Configuration uses small JSON files or runtime-provided configuration blobs that specify plugin type, IPAM settings, and namespace mappings. Runtimes pass context via environment variables and file descriptors to plugin executables during the add and delete operations; results include IP addresses, routes, and interface names returned to the caller. Network administrators use cluster-level controllers such as Kubernetes CustomResourceDefinitions, OpenShift networkoperator, or Calicoctl to provision and manage plugin configurations. IP address management is commonly provided by integrated IPAM plugins or external controllers like Metallb for load-balancing addressing and MetalLB-style integrations in bare-metal clusters.
Security features depend on plugin capabilities and kernel mechanisms such as network namespaces, Linux capabilities, and SELinux or AppArmor profiles. Plugins implement policy enforcement and microsegmentation through mechanisms provided by projects like Calico (software) and Cilium (software), integrating with identity systems such as SPIFFE and service meshes like Istio for workload identity and L7 controls.
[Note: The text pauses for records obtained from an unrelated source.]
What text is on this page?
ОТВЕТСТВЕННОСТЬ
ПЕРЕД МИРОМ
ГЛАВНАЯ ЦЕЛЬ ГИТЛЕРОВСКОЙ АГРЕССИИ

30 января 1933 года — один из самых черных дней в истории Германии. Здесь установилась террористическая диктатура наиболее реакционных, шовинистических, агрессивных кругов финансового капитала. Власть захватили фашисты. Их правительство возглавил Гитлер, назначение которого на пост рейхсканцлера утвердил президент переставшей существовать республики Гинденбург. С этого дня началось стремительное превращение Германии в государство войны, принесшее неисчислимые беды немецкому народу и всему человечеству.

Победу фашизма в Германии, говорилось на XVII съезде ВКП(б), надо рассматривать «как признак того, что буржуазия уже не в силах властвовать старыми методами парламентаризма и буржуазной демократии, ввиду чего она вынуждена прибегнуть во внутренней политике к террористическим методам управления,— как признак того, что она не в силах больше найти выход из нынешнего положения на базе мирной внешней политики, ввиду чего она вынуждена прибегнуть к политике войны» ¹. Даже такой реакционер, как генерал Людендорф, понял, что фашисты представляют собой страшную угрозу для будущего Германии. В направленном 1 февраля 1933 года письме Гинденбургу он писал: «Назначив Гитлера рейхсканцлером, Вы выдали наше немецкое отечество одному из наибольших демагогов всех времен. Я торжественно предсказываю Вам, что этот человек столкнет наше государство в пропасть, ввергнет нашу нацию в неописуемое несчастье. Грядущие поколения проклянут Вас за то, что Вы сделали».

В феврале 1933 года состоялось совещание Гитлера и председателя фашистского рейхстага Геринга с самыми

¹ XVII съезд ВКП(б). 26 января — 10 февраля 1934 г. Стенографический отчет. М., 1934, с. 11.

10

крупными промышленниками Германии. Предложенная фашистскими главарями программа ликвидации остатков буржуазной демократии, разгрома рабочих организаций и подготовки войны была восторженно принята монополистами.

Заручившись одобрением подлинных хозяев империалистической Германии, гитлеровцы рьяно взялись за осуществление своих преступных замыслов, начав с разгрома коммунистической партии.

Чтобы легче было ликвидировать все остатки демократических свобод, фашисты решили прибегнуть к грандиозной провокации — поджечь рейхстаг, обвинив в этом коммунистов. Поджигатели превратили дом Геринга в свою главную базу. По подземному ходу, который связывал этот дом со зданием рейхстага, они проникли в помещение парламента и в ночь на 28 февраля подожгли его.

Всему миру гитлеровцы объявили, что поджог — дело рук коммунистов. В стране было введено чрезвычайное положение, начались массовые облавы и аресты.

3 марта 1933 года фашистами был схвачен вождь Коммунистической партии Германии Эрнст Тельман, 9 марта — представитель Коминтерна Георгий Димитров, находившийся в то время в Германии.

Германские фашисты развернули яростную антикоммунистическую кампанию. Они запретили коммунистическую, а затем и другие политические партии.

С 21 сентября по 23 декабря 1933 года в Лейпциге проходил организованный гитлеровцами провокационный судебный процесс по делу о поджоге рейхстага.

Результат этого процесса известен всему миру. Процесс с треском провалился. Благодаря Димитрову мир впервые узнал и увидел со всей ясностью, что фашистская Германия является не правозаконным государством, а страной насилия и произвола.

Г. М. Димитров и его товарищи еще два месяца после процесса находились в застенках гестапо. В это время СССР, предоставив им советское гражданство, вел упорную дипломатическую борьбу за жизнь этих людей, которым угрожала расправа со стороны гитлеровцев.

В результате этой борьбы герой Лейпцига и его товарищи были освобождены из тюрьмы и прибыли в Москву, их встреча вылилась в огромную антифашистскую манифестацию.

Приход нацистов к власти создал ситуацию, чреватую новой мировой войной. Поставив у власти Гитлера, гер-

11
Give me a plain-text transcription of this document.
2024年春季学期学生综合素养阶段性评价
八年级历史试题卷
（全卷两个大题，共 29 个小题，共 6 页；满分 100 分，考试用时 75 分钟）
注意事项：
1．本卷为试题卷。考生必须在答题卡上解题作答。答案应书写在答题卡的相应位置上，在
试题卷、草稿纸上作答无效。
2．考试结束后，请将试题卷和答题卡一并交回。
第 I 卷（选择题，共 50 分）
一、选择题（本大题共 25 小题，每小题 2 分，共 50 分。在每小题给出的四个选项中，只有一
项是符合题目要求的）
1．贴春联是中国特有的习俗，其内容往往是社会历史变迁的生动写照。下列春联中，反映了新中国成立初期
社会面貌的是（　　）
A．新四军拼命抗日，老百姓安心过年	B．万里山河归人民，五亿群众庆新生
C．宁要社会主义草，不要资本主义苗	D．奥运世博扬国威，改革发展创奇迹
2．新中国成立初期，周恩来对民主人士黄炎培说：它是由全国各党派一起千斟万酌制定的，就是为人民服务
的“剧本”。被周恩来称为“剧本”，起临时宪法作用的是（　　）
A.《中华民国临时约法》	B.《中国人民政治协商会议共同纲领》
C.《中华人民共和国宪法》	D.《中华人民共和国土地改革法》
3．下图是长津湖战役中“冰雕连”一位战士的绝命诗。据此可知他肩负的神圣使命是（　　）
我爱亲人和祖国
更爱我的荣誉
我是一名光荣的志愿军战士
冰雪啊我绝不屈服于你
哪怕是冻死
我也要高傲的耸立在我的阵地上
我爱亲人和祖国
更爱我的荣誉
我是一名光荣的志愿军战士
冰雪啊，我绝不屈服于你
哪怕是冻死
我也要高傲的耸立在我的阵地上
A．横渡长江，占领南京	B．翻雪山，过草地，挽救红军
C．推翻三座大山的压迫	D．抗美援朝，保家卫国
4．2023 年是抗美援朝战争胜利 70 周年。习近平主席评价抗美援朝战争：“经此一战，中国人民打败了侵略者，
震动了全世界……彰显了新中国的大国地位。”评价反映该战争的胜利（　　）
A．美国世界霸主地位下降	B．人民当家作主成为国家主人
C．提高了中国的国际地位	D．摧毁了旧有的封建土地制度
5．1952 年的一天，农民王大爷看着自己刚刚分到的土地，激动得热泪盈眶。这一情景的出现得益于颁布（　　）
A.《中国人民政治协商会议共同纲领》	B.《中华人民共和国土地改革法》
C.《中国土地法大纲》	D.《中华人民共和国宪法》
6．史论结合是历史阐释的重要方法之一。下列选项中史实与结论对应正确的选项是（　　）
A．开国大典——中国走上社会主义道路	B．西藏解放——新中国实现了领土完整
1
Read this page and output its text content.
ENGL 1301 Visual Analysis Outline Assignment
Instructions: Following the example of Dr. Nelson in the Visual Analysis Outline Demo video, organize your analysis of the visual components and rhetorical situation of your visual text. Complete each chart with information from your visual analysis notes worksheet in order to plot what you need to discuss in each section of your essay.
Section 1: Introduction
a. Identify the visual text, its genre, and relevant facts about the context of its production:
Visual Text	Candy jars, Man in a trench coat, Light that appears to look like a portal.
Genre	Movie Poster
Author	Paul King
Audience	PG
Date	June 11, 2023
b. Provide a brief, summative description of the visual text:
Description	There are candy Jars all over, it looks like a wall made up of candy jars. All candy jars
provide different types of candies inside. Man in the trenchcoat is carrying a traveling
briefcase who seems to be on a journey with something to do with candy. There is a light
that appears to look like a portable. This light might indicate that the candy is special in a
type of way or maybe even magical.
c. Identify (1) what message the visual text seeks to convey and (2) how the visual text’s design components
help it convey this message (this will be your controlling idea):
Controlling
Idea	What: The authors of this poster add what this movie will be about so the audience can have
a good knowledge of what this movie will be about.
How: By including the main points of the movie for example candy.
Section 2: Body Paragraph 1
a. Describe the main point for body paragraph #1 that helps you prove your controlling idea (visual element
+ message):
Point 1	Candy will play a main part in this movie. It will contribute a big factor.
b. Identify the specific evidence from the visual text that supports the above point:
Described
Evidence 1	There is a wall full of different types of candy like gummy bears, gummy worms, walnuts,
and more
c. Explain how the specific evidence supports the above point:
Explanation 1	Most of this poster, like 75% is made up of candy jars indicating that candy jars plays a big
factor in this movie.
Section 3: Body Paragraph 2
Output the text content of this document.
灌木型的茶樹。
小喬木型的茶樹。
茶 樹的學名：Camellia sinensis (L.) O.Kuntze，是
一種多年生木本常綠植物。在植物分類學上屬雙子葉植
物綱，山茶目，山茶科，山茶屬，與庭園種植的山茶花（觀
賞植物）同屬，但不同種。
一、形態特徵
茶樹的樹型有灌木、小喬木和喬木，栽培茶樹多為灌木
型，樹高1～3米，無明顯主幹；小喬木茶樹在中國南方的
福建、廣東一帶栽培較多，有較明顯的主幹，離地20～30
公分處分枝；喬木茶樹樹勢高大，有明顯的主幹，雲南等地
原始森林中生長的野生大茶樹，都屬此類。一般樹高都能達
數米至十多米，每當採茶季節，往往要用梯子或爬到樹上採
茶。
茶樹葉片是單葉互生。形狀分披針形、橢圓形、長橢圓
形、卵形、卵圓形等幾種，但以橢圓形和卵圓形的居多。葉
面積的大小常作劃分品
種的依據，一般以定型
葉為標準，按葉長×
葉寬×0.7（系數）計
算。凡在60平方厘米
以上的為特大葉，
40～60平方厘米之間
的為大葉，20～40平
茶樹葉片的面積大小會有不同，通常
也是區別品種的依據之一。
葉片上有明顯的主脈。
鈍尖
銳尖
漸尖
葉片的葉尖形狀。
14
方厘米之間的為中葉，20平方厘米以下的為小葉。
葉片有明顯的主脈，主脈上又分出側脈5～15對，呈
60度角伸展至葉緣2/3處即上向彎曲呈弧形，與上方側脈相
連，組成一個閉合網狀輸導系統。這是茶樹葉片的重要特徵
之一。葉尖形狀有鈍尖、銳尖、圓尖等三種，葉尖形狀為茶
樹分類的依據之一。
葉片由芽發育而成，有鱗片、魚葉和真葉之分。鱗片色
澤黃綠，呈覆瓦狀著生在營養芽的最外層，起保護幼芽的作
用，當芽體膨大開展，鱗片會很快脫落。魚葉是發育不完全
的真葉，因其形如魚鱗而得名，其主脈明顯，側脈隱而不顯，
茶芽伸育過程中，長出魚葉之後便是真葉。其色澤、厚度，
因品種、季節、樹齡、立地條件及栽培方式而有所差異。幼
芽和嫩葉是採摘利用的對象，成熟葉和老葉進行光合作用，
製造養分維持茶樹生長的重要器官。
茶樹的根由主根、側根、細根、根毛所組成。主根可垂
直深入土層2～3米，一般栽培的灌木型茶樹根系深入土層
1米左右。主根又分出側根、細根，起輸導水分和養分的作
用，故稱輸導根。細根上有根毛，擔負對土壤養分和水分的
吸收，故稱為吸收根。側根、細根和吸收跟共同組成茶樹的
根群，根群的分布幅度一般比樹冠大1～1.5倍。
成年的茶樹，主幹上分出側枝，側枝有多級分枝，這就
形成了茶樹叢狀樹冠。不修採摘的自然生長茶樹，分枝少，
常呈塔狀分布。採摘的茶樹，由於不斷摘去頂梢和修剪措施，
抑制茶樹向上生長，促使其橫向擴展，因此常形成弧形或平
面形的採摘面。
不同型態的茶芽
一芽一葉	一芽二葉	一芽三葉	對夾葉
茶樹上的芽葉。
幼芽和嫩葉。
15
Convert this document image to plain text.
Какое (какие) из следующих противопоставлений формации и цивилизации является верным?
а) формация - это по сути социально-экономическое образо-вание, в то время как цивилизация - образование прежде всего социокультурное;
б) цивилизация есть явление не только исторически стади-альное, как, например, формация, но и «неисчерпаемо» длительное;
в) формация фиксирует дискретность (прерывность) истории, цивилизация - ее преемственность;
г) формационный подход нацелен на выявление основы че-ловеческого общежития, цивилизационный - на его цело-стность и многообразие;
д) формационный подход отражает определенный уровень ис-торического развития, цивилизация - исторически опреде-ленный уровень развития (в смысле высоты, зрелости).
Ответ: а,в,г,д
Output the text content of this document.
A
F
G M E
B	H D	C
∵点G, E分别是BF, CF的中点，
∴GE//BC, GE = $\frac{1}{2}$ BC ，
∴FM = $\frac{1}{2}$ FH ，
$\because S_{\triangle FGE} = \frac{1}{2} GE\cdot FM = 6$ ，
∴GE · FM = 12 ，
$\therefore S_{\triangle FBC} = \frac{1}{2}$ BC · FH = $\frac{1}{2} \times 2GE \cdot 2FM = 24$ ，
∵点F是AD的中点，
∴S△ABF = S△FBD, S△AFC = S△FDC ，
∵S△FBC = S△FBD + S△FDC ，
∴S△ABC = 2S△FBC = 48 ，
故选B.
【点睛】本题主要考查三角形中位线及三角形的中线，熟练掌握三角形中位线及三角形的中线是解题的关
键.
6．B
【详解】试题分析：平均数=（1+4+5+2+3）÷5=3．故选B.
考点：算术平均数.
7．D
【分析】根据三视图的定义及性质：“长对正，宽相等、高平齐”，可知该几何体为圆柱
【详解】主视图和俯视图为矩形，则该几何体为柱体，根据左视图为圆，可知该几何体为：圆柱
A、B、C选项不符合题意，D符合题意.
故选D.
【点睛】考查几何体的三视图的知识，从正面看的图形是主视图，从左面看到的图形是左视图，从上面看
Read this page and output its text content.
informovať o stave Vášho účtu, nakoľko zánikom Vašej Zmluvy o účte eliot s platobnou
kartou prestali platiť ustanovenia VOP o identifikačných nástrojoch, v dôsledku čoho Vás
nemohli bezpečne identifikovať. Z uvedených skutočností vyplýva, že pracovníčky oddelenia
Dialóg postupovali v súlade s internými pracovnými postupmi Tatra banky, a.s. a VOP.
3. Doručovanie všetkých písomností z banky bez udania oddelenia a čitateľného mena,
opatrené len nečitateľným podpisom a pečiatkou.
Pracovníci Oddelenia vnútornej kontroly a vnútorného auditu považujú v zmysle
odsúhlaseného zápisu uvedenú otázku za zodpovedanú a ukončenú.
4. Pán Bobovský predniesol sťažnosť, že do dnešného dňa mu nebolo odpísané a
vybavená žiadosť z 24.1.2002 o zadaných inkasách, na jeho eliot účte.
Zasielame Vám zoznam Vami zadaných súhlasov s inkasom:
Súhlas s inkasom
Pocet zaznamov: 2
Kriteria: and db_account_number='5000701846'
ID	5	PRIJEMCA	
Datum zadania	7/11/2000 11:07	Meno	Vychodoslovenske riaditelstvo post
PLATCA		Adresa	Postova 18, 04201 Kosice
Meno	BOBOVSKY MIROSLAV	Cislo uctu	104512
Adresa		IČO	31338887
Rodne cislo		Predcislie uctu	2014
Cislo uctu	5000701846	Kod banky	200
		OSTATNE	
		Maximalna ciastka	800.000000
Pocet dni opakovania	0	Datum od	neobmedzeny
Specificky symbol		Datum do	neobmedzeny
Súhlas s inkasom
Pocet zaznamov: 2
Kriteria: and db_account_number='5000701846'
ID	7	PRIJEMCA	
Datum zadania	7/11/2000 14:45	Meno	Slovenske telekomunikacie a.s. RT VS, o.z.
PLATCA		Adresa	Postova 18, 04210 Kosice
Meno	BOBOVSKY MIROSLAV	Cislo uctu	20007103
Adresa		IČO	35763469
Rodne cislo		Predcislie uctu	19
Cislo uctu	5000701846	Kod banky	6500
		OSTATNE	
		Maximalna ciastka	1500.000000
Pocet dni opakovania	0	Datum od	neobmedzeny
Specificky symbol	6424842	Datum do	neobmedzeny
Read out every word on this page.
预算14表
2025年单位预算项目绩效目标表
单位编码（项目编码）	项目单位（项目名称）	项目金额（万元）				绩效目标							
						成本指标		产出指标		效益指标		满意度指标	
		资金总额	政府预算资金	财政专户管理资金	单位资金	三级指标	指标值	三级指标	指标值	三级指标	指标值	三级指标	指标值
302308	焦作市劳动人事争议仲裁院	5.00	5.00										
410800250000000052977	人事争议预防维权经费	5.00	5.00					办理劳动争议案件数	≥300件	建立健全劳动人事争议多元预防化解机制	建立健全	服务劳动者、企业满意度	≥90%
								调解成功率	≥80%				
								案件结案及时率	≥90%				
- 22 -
Isolation boundaries leverage network namespaces and virtual Ethernet pairs, while encryption of traffic in transit can be provided by IPsec or WireGuard-based plugins influenced by work from OpenBSD and WireGuard (software) communities. Admission controllers in orchestration layers such as Kubernetes can enforce plugin whitelists and configuration constraints.
Performance characteristics vary widely among plugin designs: in-kernel datapaths using eBPF typically provide lower latency and higher packet throughput compared to user-space datapaths or overlay tunneling with VXLAN. Scalability considerations include control-plane state distribution using BGP as implemented by Calico (software) and distributed systems like etcd for state storage, which affect cluster size and churn handling. Benchmarks often compare CPU utilization, packet-per-second metrics, and connection setup times across implementations from Cilium (software), Weaveworks, and Flannel under workloads derived from real-world deployments such as those at Spotify, Box (company), and Pinterest.
CNI is widely adopted across cloud providers, distributions, and orchestration platforms. Major cloud vendors and managed Kubernetes services integrate CNI-compatible plugins and tooling, and open-source distributions like Kubernetes, OpenShift, Rancher, and Cloud Foundry rely on CNI for networking. The specification's vendor-neutral design enabled contributions from organizations including Google, Red Hat, CoreOS, Intel, and VMware, fostering interoperability among projects such as containerd, CRI-O, rkt (historical), and KubeVirt. The ecosystem includes testing suites, certification efforts, and community governance through working groups associated with entities like the Cloud Native Computing Foundation.